Tutto è iniziato con idee ambiziose — e quelle idee ambiziose non sono ancora morte. Cercavo strumenti che rendessero la mia imbarcazione genuinamente più sicura. Più approfondivo la questione, più mi rendevo conto che il problema non si trovava dove pensavo. Il Galvanic Voice è il risultato di quella ricerca, e di una domanda finalmente diversa.
Tutto è iniziato con idee ambiziose (e alcune non sono ancora morte)
Ho navigato abbastanza a lungo da avere un’opinione precisa su ciò che vorrei da un dispositivo di sicurezza davvero ragionato. L’elenco era lungo, ambizioso, e pieno del tipo di funzionalità che chi vende elettronica nautica scrive volentieri su un catalogo. Sensori più sofisticati. Allarmi più intelligenti. Un’integrazione più efficace con il pilota automatico. Uno schermo che si adatta a ciò che sta accadendo. Ho iniziato dove iniziano la maggior parte dei progettisti di prodotto in questo settore — dalla domanda “cos’altro potrei installare a bordo?”

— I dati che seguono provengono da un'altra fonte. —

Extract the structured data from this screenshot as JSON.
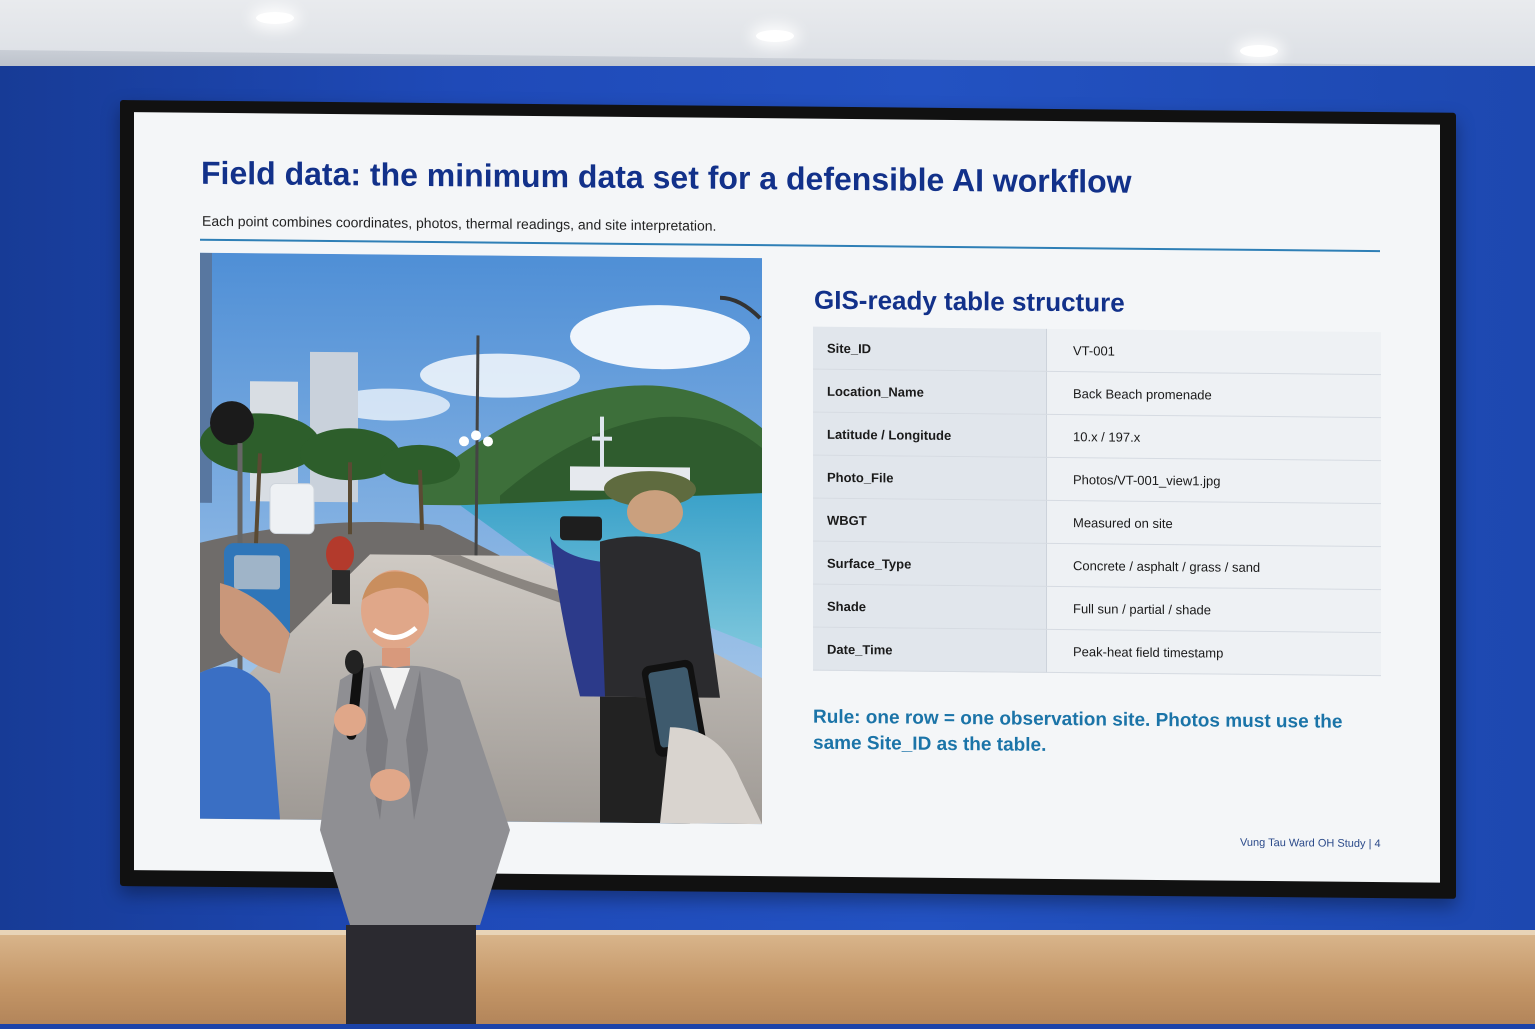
{
  "slide": {
    "title": "Field data: the minimum data set for a defensible AI workflow",
    "subtitle": "Each point combines coordinates, photos, thermal readings, and site interpretation.",
    "table_heading": "GIS-ready table structure",
    "table": [
      {
        "field": "Site_ID",
        "value": "VT-001"
      },
      {
        "field": "Location_Name",
        "value": "Back Beach promenade"
      },
      {
        "field": "Latitude / Longitude",
        "value": "10.x / 197.x"
      },
      {
        "field": "Photo_File",
        "value": "Photos/VT-001_view1.jpg"
      },
      {
        "field": "WBGT",
        "value": "Measured on site"
      },
      {
        "field": "Surface_Type",
        "value": "Concrete / asphalt / grass / sand"
      },
      {
        "field": "Shade",
        "value": "Full sun / partial / shade"
      },
      {
        "field": "Date_Time",
        "value": "Peak-heat field timestamp"
      }
    ],
    "rule": "Rule: one row = one observation site. Photos must use the same Site_ID as the table.",
    "footer": "Vung Tau Ward OH Study  |  4"
  },
  "colors": {
    "wall": "#1f4ab8",
    "title": "#12318a",
    "rule_text": "#1b74a8"
  }
}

Alcune di quelle idee sono ancora nel mio taccuino. Non le ho abbandonate. Ho però abbandonato la convinzione che fossero le più importanti.
Viviamo già nell’era delle auto a guida autonoma
Ciò che mi ha fermato è stata un’osservazione silenziosa sul panorama tecnologico più ampio. Nel 2026 viviamo nell’era delle auto a guida autonoma. Veicoli sviluppati da una mezza dozzina di team seri trovano regolarmente la propria strada nel traffico urbano intenso grazie a radar, lidar, telecamere, GPS e fusione sensoriale che vent’anni fa sarebbero stati fantascienza. In altre parole, il problema della percezione — il problema di misurare l’ambiente attorno a un veicolo in movimento con sufficiente precisione per prendere decisioni sicure — è, in linea di massima, risolto. Non perfettamente, non in ogni caso limite, ma abbastanza bene da rendere il fattore limitante non più il sensore stesso.
La navigazione a vela rientra ampiamente in questo perimetro. L’imbarcazione si muove lentamente rispetto a un’automobile; gli ostacoli sono in gran parte cooperativi (le altre navi trasmettono AIS); la cartografia è ben definita; le previsioni meteorologiche coprono diverse ore con buona attendibilità. Accelerometri, ricevitori GPS, motori AIS, ecoscandagli, anemometri, magnetometri — nessuno di questi componenti rappresenta più il problema difficile. Potrei installarne di più a bordo, meglio calibrati rispetto a quanto offre oggi il mercato, e il risultato che conta davvero non cambierebbe.
Perché il problema difficile si trova altrove. Il problema difficile è che nessuno di quei sensori ha modo di comunicarmi davvero ciò che ha rilevato. Rimangono in silenzio, lampeggiando su uno schermo che potrei o meno guardare, generando dati che potrei o meno consultare.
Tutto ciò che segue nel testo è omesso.